Entertainment is Eating the World

The two books that have most influenced my view on where the entertainment industry is headed are Infinite Jest and The Pale King, both by the great David Foster Wallace.

In Infinite Jest he paints a future in which a new form of entertainment has arrived that is so all consuming that the viewer is mesmerised to the point where they cannot tear themselves away from their screen. The viewers typically die of thirst, sitting in their chairs. The book was published in 1996 and pre-dates the mainstreaming of internet delivered entertainment, but in retrospect it felt prescient about where we were headed [1]. 

I was reminded of Infinite Jest today reading Jeffrey Katzenberg’s brilliant MIPCOM speech where he makes two key points:

1. That entertainment is not a zero-sum game - the introduction of new types of media (printing press, film, radio, TV, web etc) creates new demand - basically we’re not even close to saturating humanity’s desire to be entertained

2. That mobile accelerates this because we can now be entertained when we are out and about, “waiting”. Paperback books, magazines in the doctors office, the walkman predate this ‘mobilsation’ but now expanding faster than ever

I think both of these points are true, and if you buy that, exceptional storytellers & entertainers - whether the creators of Breaking Bad or Jonathan Franzen will be valued far more in the future. So too will be new platforms for entertainment. And so will those that amplify the leverage of those great storytellers e.g. CAA.

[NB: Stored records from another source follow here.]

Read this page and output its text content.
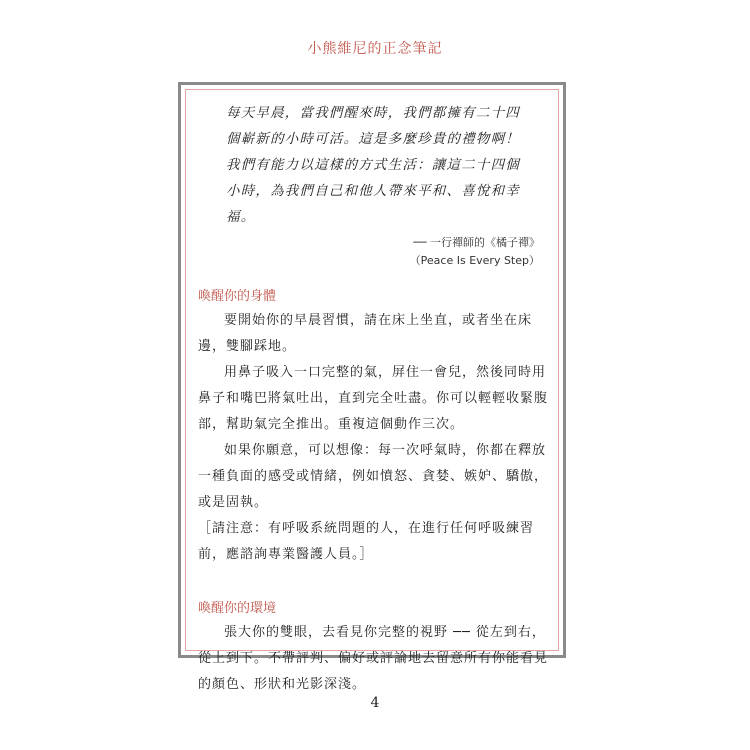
小熊維尼的正念筆記

每天早晨，當我們醒來時，我們都擁有二十四個嶄新的小時可活。這是多麼珍貴的禮物啊！

我們有能力以這樣的方式生活：讓這二十四個小時，為我們自己和他人帶來平和、喜悅和幸福。

── 一行禪師的《橘子禪》
（Peace Is Every Step）
喚醒你的身體

要開始你的早晨習慣，請在床上坐直，或者坐在床邊，雙腳踩地。

用鼻子吸入一口完整的氣，屏住一會兒，然後同時用鼻子和嘴巴將氣吐出，直到完全吐盡。你可以輕輕收緊腹部，幫助氣完全推出。重複這個動作三次。

如果你願意，可以想像：每一次呼氣時，你都在釋放一種負面的感受或情緒，例如憤怒、貪婪、嫉妒、驕傲，或是固執。

［請注意：有呼吸系統問題的人，在進行任何呼吸練習前，應諮詢專業醫護人員。］

喚醒你的環境

張大你的雙眼，去看見你完整的視野 ── 從左到右，從上到下。不帶評判、偏好或評論地去留意所有你能看見的顏色、形狀和光影深淺。

4
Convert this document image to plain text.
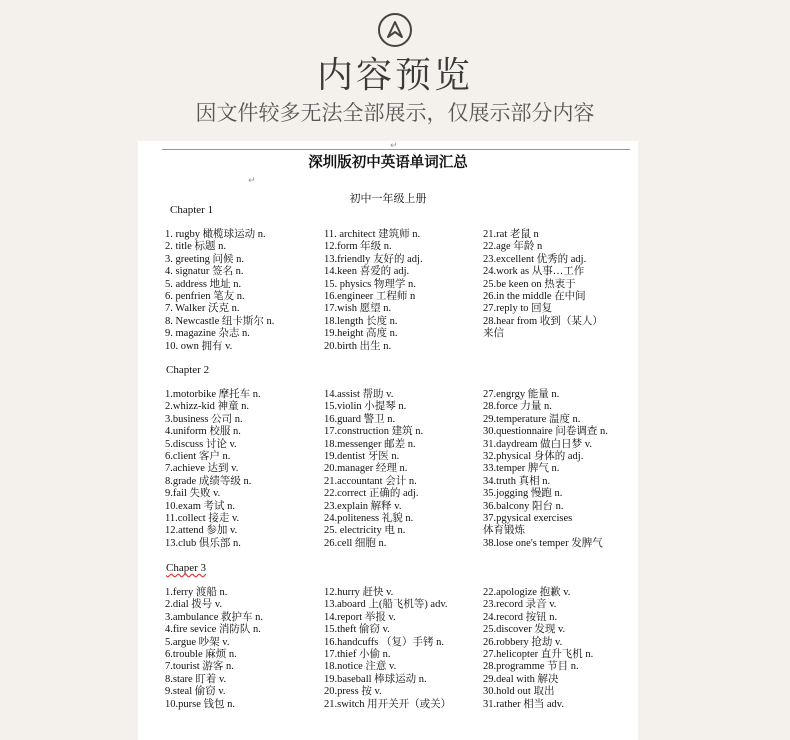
内容预览
因文件较多无法全部展示，仅展示部分内容
↵
深圳版初中英语单词汇总
↵
初中一年级上册
Chapter 1
1. rugby 橄榄球运动 n.
2. title 标题 n.
3. greeting 问候 n.
4. signatur 签名 n.
5. address 地址 n.
6. penfrien 笔友 n.
7. Walker 沃克 n.
8. Newcastle 纽卡斯尔 n.
9. magazine 杂志 n.
10. own 拥有 v.
11. architect 建筑师 n.
12.form 年级 n.
13.friendly 友好的 adj.
14.keen 喜爱的 adj.
15. physics 物理学 n.
16.engineer 工程师 n
17.wish 愿望 n.
18.length 长度 n.
19.height 高度 n.
20.birth 出生 n.
21.rat 老鼠 n
22.age 年龄 n
23.excellent 优秀的 adj.
24.work as 从事…工作
25.be keen on 热衷于
26.in the middle 在中间
27.reply to 回复
28.hear from 收到（某人）
来信
Chapter 2
1.motorbike 摩托车 n.
2.whizz-kid 神童 n.
3.business 公司 n.
4.uniform 校服 n.
5.discuss 讨论 v.
6.client 客户 n.
7.achieve 达到 v.
8.grade 成绩等级 n.
9.fail 失败 v.
10.exam 考试 n.
11.collect 接走 v.
12.attend 参加 v.
13.club 俱乐部 n.
14.assist 帮助 v.
15.violin 小提琴 n.
16.guard 警卫 n.
17.construction 建筑 n.
18.messenger 邮差 n.
19.dentist 牙医 n.
20.manager 经理 n.
21.accountant 会计 n.
22.correct 正确的 adj.
23.explain 解释 v.
24.politeness 礼貌 n.
25. electricity 电 n.
26.cell 细胞 n.
27.engrgy 能量 n.
28.force 力量 n.
29.temperature 温度 n.
30.questionnaire 问卷调查 n.
31.daydream 做白日梦 v.
32.physical 身体的 adj.
33.temper 脾气 n.
34.truth 真相 n.
35.jogging 慢跑 n.
36.balcony 阳台 n.
37.pgysical exercises
体育锻炼
38.lose one's temper 发脾气
Chaper 3
1.ferry 渡船 n.
2.dial 拨号 v.
3.ambulance 救护车 n.
4.fire sevice 消防队 n.
5.argue 吵架 v.
6.trouble 麻烦 n.
7.tourist 游客 n.
8.stare 盯着 v.
9.steal 偷窃 v.
10.purse 钱包 n.
12.hurry 赶快 v.
13.aboard 上(船飞机等) adv.
14.report 举报 v.
15.theft 偷窃 v.
16.handcuffs （复）手铐 n.
17.thief 小偷 n.
18.notice 注意 v.
19.baseball 棒球运动 n.
20.press 按 v.
21.switch 用开关开（或关）
22.apologize 抱歉 v.
23.record 录音 v.
24.record 按钮 n.
25.discover 发现 v.
26.robbery 抢劫 v.
27.helicopter 直升飞机 n.
28.programme 节目 n.
29.deal with 解决
30.hold out 取出
31.rather 相当 adv.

The counterpoint to this acceleration is provided by The Pale King - a study on boredom. The book questions whether our hunger to be entertained is a distraction mechanism that helps us ignore the unanswerable questions in life that roughly reduce to - what does it all mean. His heroes are the workers in the US tax office and they are realised and dignified by their boredom. All this to say - I share DFW’s concern that a world in which we are more and more entertained is not necessarily a healthy one and I think much good can be done by helping people find that empty space. The counter cyclical investment thesis for entertainment if you like. I think at some point we will be in search of that lost boredom.

[1] - the structure is also weirdly prescient - the endless footnotes feel something like web browsing & hypertext.